PSDC represented a unique opportunity for the guest speakers, and a diverse audience of active participants, to engage directly with Puma’s leading global brand, providing a platform in which their advice and guidance on the issues around sustainability can be discussed, providing participants with the tools, skills and knowledge that will inspire them into implementing change.
A film of the event, edited by Dr Chapman and the project team at Puma, was recently shown at the PumaVision headquarters in Germany during the company’s bi-annual global meeting. Details of the film’s release were also advertised in the company’s global magazine, distributed across their 9,500 employees, worldwide.

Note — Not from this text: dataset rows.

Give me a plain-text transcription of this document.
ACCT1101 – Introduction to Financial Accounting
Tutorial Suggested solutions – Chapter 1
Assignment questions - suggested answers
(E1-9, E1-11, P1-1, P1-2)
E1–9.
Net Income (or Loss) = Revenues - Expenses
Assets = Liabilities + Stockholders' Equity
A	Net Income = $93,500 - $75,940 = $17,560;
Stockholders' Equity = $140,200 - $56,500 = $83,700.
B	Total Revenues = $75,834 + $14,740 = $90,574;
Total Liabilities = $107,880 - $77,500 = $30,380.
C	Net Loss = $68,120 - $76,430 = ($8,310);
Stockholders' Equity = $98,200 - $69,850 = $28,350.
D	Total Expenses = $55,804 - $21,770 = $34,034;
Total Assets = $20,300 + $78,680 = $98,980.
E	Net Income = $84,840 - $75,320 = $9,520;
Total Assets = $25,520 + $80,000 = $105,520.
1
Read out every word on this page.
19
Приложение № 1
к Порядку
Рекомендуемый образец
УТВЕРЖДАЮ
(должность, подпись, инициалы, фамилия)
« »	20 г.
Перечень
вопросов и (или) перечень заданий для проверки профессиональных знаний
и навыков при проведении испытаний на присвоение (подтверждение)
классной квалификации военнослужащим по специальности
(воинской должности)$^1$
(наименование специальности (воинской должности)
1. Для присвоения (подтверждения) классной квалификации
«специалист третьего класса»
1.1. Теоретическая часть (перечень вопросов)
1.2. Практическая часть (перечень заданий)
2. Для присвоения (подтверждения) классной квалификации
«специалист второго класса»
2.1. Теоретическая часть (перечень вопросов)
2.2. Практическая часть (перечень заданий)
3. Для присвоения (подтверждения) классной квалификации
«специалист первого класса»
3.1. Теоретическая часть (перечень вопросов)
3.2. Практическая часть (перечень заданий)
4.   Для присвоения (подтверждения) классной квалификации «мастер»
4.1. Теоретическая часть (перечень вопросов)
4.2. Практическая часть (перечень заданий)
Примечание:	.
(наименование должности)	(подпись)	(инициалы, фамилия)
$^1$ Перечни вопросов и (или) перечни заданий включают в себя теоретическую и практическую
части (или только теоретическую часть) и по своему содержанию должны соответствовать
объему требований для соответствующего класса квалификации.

The potential impact on international thinking is substantial as Puma is part of the larger, multi-national holding company PPR that owns designer brands including Gucci, Stella McCartney and Balenciaga. The film will feature in PPR’s January newsletter, being sent out to all their companies and employees, providing further exposure to an accessible introduction to the issues, definitions and approaches of sustainable design. In this way, Dr Chapman hopes to promote the film as widely as possible.
Dr Chapman is now in confidential discussions with Puma and PPR on a large three-year project, which if successful, could move the university’s relationship with this global giant to a new level.